Namun, analisis kebijakan yang komprehensif harus mengidentifikasi dimensi risiko yang melekat. Peningkatan kerja sama militer, khususnya dengan kekuatan besar di luar kawasan seperti AS, memerlukan manajemen keseimbangan yang hati-hati. Risiko utama bersifat persepsional: intensifikasi latihan gabungan TNI-AS dan dengan mitra Barat lainnya dapat diinterpretasikan oleh kekuatan regional tertentu sebagai sinyal penyejajaran strategis yang lebih dalam. Hal ini berpotensi memicu reaksi balik atau meningkatkan ketegangan keamanan di kawasan, terutama dalam konteks persaingan AS-China di Laut China Selatan dan sekitarnya. Indonesia harus terus mengkomunikasikan dengan jelas bahwa semua kerja sama bersifat inklusif, transparan, dan ditujukan untuk stabilitas kawasan, bukan untuk membentuk koalisi eksklusif yang bersifat konfrontatif.
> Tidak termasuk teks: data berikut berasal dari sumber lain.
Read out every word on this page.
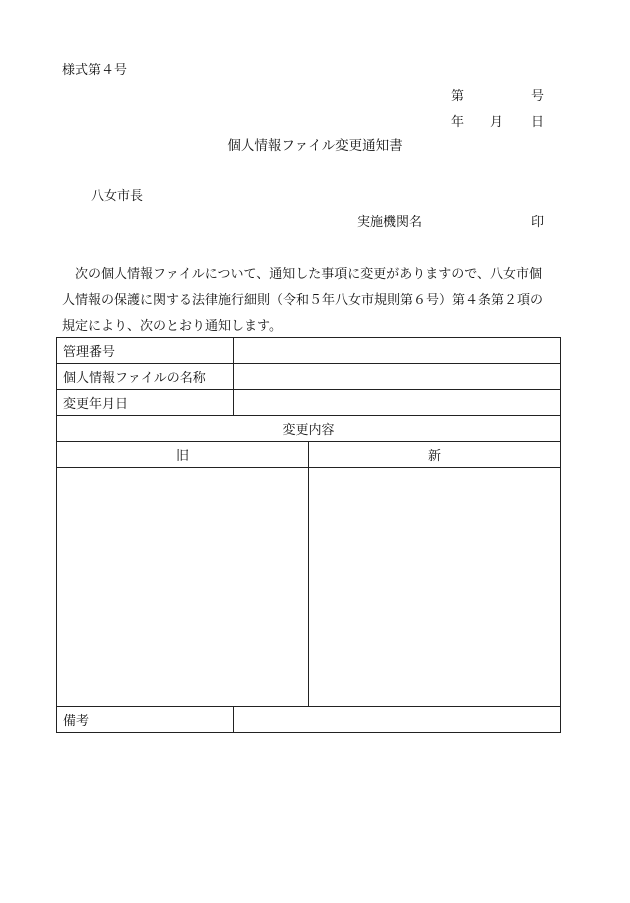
様式第４号
第	号
年 月 日
個人情報ファイル変更通知書
八女市長
実施機関名	印
　次の個人情報ファイルについて、通知した事項に変更がありますので、八女市個
人情報の保護に関する法律施行細則（令和５年八女市規則第６号）第４条第２項の
規定により、次のとおり通知します。
管理番号		
個人情報ファイルの名称		
変更年月日		
変更内容		
旧		新

備考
Ke depan, tantangan strategis bagi Jakarta adalah mempertahankan momentum peningkatan interoperabilitas melalui latihan gabungan yang berkelanjutan, sambil secara aktif mengelola persepsi geopolitik. Peluang terletak pada potensi untuk mengembangkan standar dan protokol operasi gabungan yang lebih luas di kawasan ASEAN, sehingga memperkuat sentralitas dan kapasitas kolektif ASEAN. Arah kebijakan yang paling strategis adalah menjadikan TNI sebagai kekuatan yang mampu beroperasi secara efektif dengan beragam mitra, sesuai dengan kebutuhan misi, tanpa kompromi terhadap prinsip kebebasan dan politik luar negeri yang aktif. Dengan demikian, latihan gabungan bukan tujuan akhir, melainkan sarana untuk mengkonsolidasikan posisi Indonesia sebagai poros maritim yang stabil, netral, dan mampu dalam arsitektur keamanan Indo-Pasifik yang kompleks.